EDMONTON - In stressful times, trivia eases the tension, and surely the chicken-or-egg debate (a timeless gem) qualifies.
calendar icon 18 October 2007
clock icon 2 minute read

If you ask a food historian your which-came-first question, you'll likely get a serious answer.

Fact is, it wasn't a chicken that laid that first breakfast egg, all those 6,000 years ago.

It was a goose, or maybe a duck, and it was in China. According to poultry historians, it would be another 2,000 years before our classic laying hen made her appearance -- in India, no less.

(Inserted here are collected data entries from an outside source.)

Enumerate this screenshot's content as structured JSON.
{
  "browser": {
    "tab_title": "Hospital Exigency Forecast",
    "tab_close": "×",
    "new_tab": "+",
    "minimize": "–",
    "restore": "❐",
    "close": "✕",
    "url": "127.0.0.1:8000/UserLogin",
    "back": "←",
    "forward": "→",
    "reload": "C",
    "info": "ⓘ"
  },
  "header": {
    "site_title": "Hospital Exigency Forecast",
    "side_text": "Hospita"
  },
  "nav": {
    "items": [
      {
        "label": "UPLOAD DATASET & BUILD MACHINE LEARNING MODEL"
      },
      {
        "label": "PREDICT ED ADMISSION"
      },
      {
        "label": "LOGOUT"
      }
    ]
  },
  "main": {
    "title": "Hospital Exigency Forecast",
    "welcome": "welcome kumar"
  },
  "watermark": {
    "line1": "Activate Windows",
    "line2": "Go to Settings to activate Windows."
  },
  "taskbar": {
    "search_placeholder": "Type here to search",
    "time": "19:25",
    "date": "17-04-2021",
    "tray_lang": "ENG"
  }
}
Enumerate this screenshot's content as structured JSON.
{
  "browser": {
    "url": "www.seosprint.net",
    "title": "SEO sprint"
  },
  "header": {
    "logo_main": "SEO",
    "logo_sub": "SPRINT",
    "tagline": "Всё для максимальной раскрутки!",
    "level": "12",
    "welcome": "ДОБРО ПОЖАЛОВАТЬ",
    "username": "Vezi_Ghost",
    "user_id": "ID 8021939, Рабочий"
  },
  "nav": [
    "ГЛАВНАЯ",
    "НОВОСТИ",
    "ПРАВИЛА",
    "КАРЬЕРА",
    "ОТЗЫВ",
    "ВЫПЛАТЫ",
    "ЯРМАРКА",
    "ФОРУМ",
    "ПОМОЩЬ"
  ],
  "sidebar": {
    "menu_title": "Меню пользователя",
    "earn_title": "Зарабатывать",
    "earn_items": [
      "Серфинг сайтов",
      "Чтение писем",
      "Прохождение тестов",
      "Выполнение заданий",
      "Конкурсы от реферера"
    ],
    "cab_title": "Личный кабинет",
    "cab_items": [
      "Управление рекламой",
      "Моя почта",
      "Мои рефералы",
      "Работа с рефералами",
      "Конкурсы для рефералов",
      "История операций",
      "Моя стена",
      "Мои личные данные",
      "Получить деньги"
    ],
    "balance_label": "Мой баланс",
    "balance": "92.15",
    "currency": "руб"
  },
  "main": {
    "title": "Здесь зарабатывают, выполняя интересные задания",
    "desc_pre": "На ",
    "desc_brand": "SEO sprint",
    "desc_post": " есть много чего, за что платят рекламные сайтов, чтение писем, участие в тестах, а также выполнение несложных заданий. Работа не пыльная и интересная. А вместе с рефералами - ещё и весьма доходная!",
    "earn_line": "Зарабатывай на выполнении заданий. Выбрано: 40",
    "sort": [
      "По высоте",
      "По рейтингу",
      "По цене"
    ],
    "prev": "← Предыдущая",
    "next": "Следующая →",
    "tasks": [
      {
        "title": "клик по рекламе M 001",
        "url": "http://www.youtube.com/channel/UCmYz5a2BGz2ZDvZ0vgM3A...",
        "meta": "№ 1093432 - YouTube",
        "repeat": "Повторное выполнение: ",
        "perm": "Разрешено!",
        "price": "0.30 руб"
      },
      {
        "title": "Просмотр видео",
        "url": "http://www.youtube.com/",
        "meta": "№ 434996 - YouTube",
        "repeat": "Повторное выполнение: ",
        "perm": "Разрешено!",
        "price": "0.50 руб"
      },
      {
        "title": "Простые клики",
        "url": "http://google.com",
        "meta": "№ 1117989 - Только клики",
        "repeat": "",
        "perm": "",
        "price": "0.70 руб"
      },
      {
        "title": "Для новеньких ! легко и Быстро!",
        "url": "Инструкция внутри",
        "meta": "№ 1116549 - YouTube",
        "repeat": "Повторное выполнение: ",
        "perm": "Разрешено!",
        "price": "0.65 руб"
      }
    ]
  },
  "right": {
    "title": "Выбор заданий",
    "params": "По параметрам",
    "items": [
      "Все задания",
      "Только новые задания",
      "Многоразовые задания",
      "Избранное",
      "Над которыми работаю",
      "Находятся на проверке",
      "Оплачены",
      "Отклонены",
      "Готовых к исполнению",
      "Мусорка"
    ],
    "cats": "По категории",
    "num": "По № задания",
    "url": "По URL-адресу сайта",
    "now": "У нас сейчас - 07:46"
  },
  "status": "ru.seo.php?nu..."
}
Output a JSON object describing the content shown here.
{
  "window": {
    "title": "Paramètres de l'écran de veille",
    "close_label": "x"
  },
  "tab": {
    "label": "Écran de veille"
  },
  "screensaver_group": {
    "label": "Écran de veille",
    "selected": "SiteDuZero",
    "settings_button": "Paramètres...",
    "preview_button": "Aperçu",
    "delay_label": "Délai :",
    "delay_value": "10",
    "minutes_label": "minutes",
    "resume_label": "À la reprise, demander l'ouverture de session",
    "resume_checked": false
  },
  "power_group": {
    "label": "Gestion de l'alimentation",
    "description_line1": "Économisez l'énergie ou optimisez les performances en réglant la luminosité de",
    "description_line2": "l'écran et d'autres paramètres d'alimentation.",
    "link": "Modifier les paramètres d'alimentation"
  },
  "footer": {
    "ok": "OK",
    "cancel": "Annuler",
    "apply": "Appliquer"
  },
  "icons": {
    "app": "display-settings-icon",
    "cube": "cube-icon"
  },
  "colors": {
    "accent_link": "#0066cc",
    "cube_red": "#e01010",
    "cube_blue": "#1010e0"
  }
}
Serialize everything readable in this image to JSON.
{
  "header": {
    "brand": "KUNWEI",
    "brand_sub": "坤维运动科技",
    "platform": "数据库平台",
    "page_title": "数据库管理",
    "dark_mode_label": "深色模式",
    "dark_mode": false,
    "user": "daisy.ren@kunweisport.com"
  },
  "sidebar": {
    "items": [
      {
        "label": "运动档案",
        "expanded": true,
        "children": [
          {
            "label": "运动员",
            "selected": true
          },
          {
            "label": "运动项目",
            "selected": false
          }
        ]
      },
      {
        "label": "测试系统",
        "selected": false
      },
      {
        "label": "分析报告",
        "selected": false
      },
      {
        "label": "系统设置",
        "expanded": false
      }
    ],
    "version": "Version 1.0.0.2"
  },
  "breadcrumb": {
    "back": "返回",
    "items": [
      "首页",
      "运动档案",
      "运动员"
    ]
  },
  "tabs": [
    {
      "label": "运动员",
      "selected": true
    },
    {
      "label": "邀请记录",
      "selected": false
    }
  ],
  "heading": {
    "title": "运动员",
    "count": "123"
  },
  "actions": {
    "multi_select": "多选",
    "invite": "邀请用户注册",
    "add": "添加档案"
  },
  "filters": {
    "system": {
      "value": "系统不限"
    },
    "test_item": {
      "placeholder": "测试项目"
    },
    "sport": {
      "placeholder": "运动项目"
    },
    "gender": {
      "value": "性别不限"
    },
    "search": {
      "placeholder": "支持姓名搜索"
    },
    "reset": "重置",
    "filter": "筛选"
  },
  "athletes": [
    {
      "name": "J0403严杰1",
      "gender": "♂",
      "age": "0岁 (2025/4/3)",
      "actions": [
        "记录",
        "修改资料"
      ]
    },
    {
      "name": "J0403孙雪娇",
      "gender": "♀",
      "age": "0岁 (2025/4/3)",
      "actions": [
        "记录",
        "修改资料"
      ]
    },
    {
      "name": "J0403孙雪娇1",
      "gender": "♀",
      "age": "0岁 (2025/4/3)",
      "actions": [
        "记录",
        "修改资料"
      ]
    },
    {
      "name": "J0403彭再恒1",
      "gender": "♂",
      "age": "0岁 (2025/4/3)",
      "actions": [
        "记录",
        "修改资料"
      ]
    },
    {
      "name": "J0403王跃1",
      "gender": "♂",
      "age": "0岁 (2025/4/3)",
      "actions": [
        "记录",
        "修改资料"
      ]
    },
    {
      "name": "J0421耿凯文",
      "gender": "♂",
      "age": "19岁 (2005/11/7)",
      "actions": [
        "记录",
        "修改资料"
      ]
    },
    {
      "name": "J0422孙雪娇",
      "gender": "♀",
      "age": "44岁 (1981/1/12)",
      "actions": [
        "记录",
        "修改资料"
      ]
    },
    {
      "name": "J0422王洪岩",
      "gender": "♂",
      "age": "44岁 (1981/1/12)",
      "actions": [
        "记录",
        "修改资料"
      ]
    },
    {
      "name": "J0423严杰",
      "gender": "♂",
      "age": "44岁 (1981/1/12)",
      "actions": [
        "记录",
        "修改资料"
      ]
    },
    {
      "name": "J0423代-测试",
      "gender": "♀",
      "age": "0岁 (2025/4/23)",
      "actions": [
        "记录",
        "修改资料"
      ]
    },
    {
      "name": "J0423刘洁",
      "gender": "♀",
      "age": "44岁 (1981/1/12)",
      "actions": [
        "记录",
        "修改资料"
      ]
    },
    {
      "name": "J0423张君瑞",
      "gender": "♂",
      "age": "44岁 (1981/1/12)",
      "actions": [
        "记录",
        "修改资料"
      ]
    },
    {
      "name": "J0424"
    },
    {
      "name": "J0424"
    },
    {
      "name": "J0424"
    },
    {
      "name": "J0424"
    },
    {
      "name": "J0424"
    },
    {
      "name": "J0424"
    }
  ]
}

Eggs were finally introduced to the western world during the fifth century, brought here by sailors who wisely kept a few hens on their ships. The day the first laying hen landed in North America should have gone down in history, right along with Christopher Columbus.

Eggs are a nearly perfect food, containing almost every nutrient essential to sustaining life -- thus their role as total life support for the embryonic chick.

The protein in egg white is of such high quality that it has become the standard against which other proteins are judged.

Egg yolk contains a great whack of vitamins and minerals including vitamin A, B12, D, E, riboflavin, folic acid, iron, zinc and phosphorus, selenium and choline. It is one of the few sources of vitamin K.